Further, the company has also reported rather not-best-spoken-of revenues of ₹39,000 which is primarily income from interest. Co-founded by Ashneer Grover and Shashvat Nakrani in 2018, BharatPe wants to make financial inclusion a reality for over 20 million small merchants in India. It currently provides services like digital payments, lending, deposits and other financial services omnipresent at the grassroot level.

As per the company, BharatPe is processing over 1.2 million transactions daily, allowing its 2.5 million+ merchant base to accept transactions for free on UPI. It processes transaction value of more than ₹15,000 crores (~$2.5B) annually and claims to have grown 20x in 2019.

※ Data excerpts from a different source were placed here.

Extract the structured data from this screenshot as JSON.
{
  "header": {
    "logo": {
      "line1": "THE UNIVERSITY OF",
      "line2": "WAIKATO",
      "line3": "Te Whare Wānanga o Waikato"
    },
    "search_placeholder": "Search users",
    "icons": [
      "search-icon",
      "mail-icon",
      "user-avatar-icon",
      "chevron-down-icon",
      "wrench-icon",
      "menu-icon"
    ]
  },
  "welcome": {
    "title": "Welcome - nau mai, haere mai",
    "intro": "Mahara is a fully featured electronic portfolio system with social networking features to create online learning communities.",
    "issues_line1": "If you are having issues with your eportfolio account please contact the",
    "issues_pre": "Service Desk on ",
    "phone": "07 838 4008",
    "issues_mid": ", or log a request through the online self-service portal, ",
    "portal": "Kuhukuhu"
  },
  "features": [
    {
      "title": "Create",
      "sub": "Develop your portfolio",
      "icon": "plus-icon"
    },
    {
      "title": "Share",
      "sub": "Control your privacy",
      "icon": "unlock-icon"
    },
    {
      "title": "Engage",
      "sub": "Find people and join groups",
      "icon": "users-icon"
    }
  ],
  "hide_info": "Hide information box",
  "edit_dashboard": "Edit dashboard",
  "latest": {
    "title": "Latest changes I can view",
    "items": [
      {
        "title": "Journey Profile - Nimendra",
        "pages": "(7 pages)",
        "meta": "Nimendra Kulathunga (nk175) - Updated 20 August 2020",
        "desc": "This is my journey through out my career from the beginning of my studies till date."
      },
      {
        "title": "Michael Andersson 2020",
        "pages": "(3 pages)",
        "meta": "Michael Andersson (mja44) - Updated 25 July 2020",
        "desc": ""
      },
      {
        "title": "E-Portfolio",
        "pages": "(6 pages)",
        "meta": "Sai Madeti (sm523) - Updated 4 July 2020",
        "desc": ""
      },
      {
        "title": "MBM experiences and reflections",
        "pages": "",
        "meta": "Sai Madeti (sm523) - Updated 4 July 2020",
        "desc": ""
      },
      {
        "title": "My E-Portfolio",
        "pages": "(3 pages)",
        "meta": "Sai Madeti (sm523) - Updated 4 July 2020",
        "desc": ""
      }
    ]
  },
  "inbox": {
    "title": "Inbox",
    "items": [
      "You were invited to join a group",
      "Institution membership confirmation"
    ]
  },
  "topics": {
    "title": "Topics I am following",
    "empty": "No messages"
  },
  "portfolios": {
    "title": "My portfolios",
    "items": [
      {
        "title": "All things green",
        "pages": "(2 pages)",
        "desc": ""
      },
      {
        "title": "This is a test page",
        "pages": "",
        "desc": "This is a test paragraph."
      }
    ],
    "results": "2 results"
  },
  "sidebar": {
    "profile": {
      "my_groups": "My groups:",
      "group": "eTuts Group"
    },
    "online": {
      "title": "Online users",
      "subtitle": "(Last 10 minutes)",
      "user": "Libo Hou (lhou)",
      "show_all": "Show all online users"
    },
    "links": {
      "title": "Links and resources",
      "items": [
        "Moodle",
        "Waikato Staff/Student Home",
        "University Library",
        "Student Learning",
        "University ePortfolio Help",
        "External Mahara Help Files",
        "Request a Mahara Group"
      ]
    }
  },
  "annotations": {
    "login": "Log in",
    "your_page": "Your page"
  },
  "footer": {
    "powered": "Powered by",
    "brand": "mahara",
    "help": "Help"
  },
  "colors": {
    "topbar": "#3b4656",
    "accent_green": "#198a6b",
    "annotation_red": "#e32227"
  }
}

Despite all those volumes and numbers, BharatPe’s financials reveal a rather known story in India’s UPI push. As soon as UPI came in post the dreaded 2016 demonetisation, several companies and startups rushed to seize the opportunity of tapping high volume of payments on their platforms. But off late, most of them have started realizing the lack of any potent business model in this domain. 70-80%  of all UPI transactions are basically peer to peer, which rules out the possibility of generating any sort of revenue. And for UPI-only solutions like BharatPe, things are even more difficult. In an interview with Outlook Business, MobiKwik co-founder and CEO Bipin Preet Singh breaks it down. “Non-banking apps have very little control over how UPI works; it’s just built on top of UPI. In the long term if anybody can make money through UPI, it is the banks. The underlining economics of payments through UPI is controlled by the banks.”

Paytm too, has started its move of going away from incentivising P2P UPI transactions, since the company sees little economic value in the same. “We see very little economic value in P2P transactions. In fact, most of the customers are gaming the system to earn more cashbacks and that is why we are off that market. For us customers become valuable when he pays the merchants and that is the incremental market we are after,” said Paytm’s Vijay Shekhar Sharma in the same Outlook interview.

In terms of competition too, BharatPe looks to be in a tough spot. As of September 2019, Paytm accounts for 6% of the transactions with Google Pay on top with 62%, and PhonePe at 25%. Amazon also has its own digital payment platform, Amazon Pay, and added peer-to-peer (P2P) digital payments earlier this year.